Gas analyser helps optimise carbon canister performance #Engineering #GasAnalysers #CombustionEmissions @SignalGroup @MAHLE_Group
Many Signal Group customers employ the company’s gas analysers to measure the combustion emissions from engines that are under development. However, internal combustion engine vehicles also represent an opportunity for evaporative emissions, so vehicles are fitted with a carbon canister to prevent such releases. MAHLE ANAND Filter Systems – India, a leading global manufacturer of carbon canisters is using a flame ionisation detector (FID), Signal’s S4 SOLAR analyser, as part of its ongoing research and development programme, to optimise the performance of the carbon canisters which it supplies to global and domestic automotive manufacturers.
Based at the MAHLE ANAND Filter Systems facility in Pune, India, test laboratory manager Sagar Awate has been using Signal’s heated FID analyser for over two years for measuring total hydrocarbons (THC). “The S4 SOLAR FID Analyser is an important instrument within our research and development programme,” he explains. “We are constantly trialling new fuels and investigating the emission level (DBL – diurnal breathing loss) of our carbon canisters over a range of different temperatures as per the CARB and EPA procedures which are used worldwide. A temperature profile gradient is created with the use of a programmed environmental chamber.
“By collecting and analysing evaporative emissions from the carbon canister over a specific temperature profile, we are able to fully assess the canister’s bleed emission level. The analyser therefore plays a vital role in finding the THC ppm value from the gas sample collected inside a Kynar bag, and we are pleased to report that S4 SOLAR FID Analyser has performed very well. With a user-friendly interface and operating software that is simple to configure, our staff are very comfortable with the use of the instrument.”
Carbon canisters
The main function of carbon canisters is to reduce the amount of air pollution that vehicles create, whilst also increasing fuel efficiency. Hydrocarbon vapours arise from fuel in the fuel tank, even when the engine is turned off, and carbon canisters are designed to trap that vapour and feed it back into the engine.

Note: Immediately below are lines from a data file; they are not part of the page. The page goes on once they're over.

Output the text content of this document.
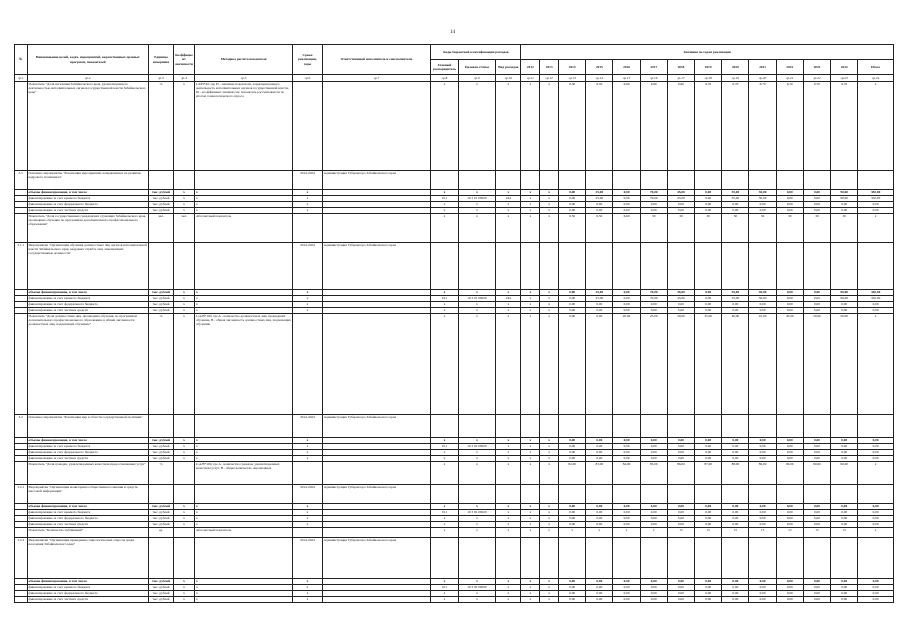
14
№	Наименование целей, задач, мероприятий, ведомственных целевых программ, показателей	Единица измерения	Коэффициент значимости	Методика расчета показателя	Сроки реализации, годы	Ответственный исполнитель и соисполнители	Коды бюджетной классификации расходов			Значения по годам реализации													
							Главный распорядитель	Целевая статья	Вид расходов	2012	2013	2014	2015	2016	2017	2018	2019	2020	2021	2022	2023	2024	Итого
гр.1	гр.2	гр.3	гр.4	гр.5	гр.6	гр.7	гр.8	гр.9	гр.10	гр.11	гр.12	гр.13	гр.14	гр.15	гр.16	гр.17	гр.18	гр.19	гр.20	гр.21	гр.22	гр.23	гр.24
	Показатель "Доля населения Забайкальского края, удовлетворенного деятельностью исполнительных органов государственной власти Забайкальского края"	%	x	I=ΣPi*Ki, где Pi - значение показателя, характеризующего деятельность исполнительных органов государственной власти, Ki - коэффициент значимости; показатель рассчитывается по итогам социологического опроса			x	x	x	x	x	6,50	6,50	6,60	6,60	6,60	6,70	6,70	6,70	6,70	6,70	6,70	x
3.1	Основное мероприятие "Реализация мероприятий, направленных на развитие кадрового потенциала"				2014-2024	Администрация Губернатора Забайкальского края																	
	объемы финансирования, в том числе	тыс. рублей	x	x	x		x	x	x	x	x	0,00	25,00	0,00	70,00	45,00	0,00	35,00	30,00	0,00	0,00	90,00	350,00
	финансирование за счет краевого бюджета	тыс. рублей	x	x	x		011	19 3 01 09020	244	x	x	0,00	25,00	0,00	70,00	45,00	0,00	35,00	30,00	0,00	0,00	90,00	350,00
	финансирование за счет федерального бюджета	тыс. рублей	x	x	x		x	x	x	x	x	0,00	0,00	0,00	0,00	0,00	0,00	0,00	0,00	0,00	0,00	0,00	0,00
	финансирование за счет частных средств	тыс. рублей	x	x	x		x	x	x	x	x	0,00	0,00	0,00	0,00	0,00	0,00	0,00	0,00	0,00	0,00	0,00	0,00
	Показатель "Доля государственных гражданских служащих Забайкальского края, прошедших обучение по программам дополнительного профессионального образования"	чел.	чел.	Абсолютный показатель			x	x	x	x	x	6,50	6,50	6,60	30	30	30	30	30	30	30	30	x
3.1.1	Мероприятие "Организация обучения должностных лиц органов исполнительной власти Забайкальского края, кадровых служб и лиц, замещающих государственные должности"				2014-2024	Администрация Губернатора Забайкальского края																	
	объемы финансирования, в том числе	тыс. рублей	x	x	x		x	x	x	x	x	0,00	25,00	0,00	70,00	45,00	0,00	35,00	30,00	0,00	0,00	90,00	350,00
	финансирование за счет краевого бюджета	тыс. рублей	x	x	x		011	19 3 01 09020	244	x	x	0,00	25,00	0,00	70,00	45,00	0,00	35,00	30,00	0,00	0,00	90,00	350,00
	финансирование за счет федерального бюджета	тыс. рублей	x	x	x		x	x	x	x	x	0,00	0,00	0,00	0,00	0,00	0,00	0,00	0,00	0,00	0,00	0,00	0,00
	финансирование за счет частных средств	тыс. рублей	x	x	x		x	x	x	x	x	0,00	0,00	0,00	0,00	0,00	0,00	0,00	0,00	0,00	0,00	0,00	0,00
	Показатель "Доля должностных лиц, прошедших обучение по программам дополнительного профессионального образования, в общей численности должностных лиц, подлежащих обучению"	%	x	I=A/B*100, где A - количество должностных лиц, прошедших обучение, B - общая численность должностных лиц, подлежащих обучению			x	x	x	x	x	0,00	0,00	20,00	25,00	30,00	35,00	40,00	45,00	45,00	50,00	50,00	x
3.2	Основное мероприятие "Реализация мер в области государственной политики"				2014-2024	Администрация Губернатора Забайкальского края																	
	объемы финансирования, в том числе	тыс. рублей	x	x	x		x	x	x	x	x	0,00	0,00	0,00	0,00	0,00	0,00	0,00	0,00	0,00	0,00	0,00	0,00
	финансирование за счет краевого бюджета	тыс. рублей	x	x	x		011	19 3 02 09020	x	x	x	0,00	0,00	0,00	0,00	0,00	0,00	0,00	0,00	0,00	0,00	0,00	0,00
	финансирование за счет федерального бюджета	тыс. рублей	x	x	x		x	x	x	x	x	0,00	0,00	0,00	0,00	0,00	0,00	0,00	0,00	0,00	0,00	0,00	0,00
	финансирование за счет частных средств	тыс. рублей	x	x	x		x	x	x	x	x	0,00	0,00	0,00	0,00	0,00	0,00	0,00	0,00	0,00	0,00	0,00	0,00
	Показатель "Доля граждан, удовлетворенных качеством предоставляемых услуг"	%		I=A/B*100, где A - количество граждан, удовлетворенных качеством услуг, B - общее количество опрошенных			x	x	x	x	x	82,00	83,00	84,00	85,00	86,00	87,00	88,00	89,00	90,00	90,00	90,00	x
3.2.1	Мероприятие "Организация мониторинга общественного мнения и средств массовой информации"				2014-2024	Администрация Губернатора Забайкальского края																	
	объемы финансирования, в том числе	тыс. рублей	x	x	x		x	x	x	x	x	0,00	0,00	0,00	0,00	0,00	0,00	0,00	0,00	0,00	0,00	0,00	0,00
	финансирование за счет краевого бюджета	тыс. рублей	x	x	x		011	19 3 02 09020	x	x	x	0,00	0,00	0,00	0,00	0,00	0,00	0,00	0,00	0,00	0,00	0,00	0,00
	финансирование за счет федерального бюджета	тыс. рублей	x	x	x		x	x	x	x	x	0,00	0,00	0,00	0,00	0,00	0,00	0,00	0,00	0,00	0,00	0,00	0,00
	финансирование за счет частных средств	тыс. рублей	x	x	x		x	x	x	x	x	0,00	0,00	0,00	0,00	0,00	0,00	0,00	0,00	0,00	0,00	0,00	0,00
	Показатель "Количество публикаций"	ед.		Абсолютный показатель			x	x	x	x	x	x	x	x	x	15	15	15	15	15	15	15	x
3.2.2	Мероприятие "Организация проведения социологических опросов среди населения Забайкальского края"				2014-2024	Администрация Губернатора Забайкальского края																	
	объемы финансирования, в том числе	тыс. рублей	x	x	x		x	x	x	x	x	0,00	0,00	0,00	0,00	0,00	0,00	0,00	0,00	0,00	0,00	0,00	0,00
	финансирование за счет краевого бюджета	тыс. рублей	x	x	x		011	19 3 02 09020	x	x	x	0,00	0,00	0,00	0,00	0,00	0,00	0,00	0,00	0,00	0,00	0,00	0,00
	финансирование за счет федерального бюджета	тыс. рублей	x	x	x		x	x	x	x	x	0,00	0,00	0,00	0,00	0,00	0,00	0,00	0,00	0,00	0,00	0,00	0,00
	финансирование за счет частных средств	тыс. рублей	x	x	x		x	x	x	x	x	0,00	0,00	0,00	0,00	0,00	0,00	0,00	0,00	0,00	0,00	0,00	0,00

Carbon canisters are filled with charcoal or carbon pellets that are able to adsorb hydrocarbon vapours. The canister input (tank port) connects to the fuel tank, while the canister output (purge port) connects to the purge valve in the vehicle’s intake manifold. The vent port of the canister is open to the atmosphere.
When a vehicle is turned off, there is a pressure imbalance within the fuel tank which causes fuel to evaporate. As the tank is connected to the canister by means of hoses/pipes, all of the vapours generated inside the fuel tank enter the carbon canister. In line with the canister’s design capacity, it holds the vapours coming from tank whilst the vehicle is in the parked condition. Whenever the engine is started, the purge valve opens and the vapours inside the canister are desorbed into the air passing to the engine, where they are combusted. This process is known as “purging” of the carbon canister. During the purging process, fresh air from the atmosphere enters into the canister through the vent port and flows toward the engine, carrying fuel vapour with it. It takes a few minutes to complete the purging process; after which the ‘fresh’ canister is able to absorb vapour from subsequent cycles. Canisters remain functional while vehicles are running.
Monitoring evaporative hydrocarbons
The carbon canister tests are based on the procedures outlined in the United States Council for Automotive Research (USCAR) LEVIII / TIER 3 Bleed Emission Test Procedure (BETP) Recommendations (https://uscar.org/wpfd_file/uscar-lev-iii-tier-3-bleed-emissions-test-procedure-2/).
The USCAR procedure enables equipment manufacturers to produce repeatable and reproducible results. Two methods of hydrocarbon capture are specified in the document; the Bag Method and the SHED (sealed housing evaporative determination) Method; both of which require the use of a FID. Signal Group is able to provide FID analysers for both methods.
FID is a standard reference method for the analysis of gaseous hydrocarbons. The FID is a highly sensitive but non-selective sensor which employs a flame to strip hydrogen atoms from a hydrocarbon molecule, forming carbon radicals and electrons. This is usually a short-lived condition with the charged components quickly recombining, however, in an electrostatic field, components with opposite charges are driven towards electrodes. This creates an effective current within the flame, which is proportional to the number of molecules of hydrocarbon present.
The SOLAR range of FIDs are the latest 4th generation design; benefitting from knowledge and experience gained over 40 years to deliver accuracy, reliability and ease of use. Commenting on the advantages of this latest technology Signal Group Managing Director James Clements says: “Every S4 analyser is supplied with software to enable operation of the analyser remotely using LAN/RS232. This means customers can access their monitoring data from anywhere and at any time, and if they have any service questions, we are able to log in remotely.”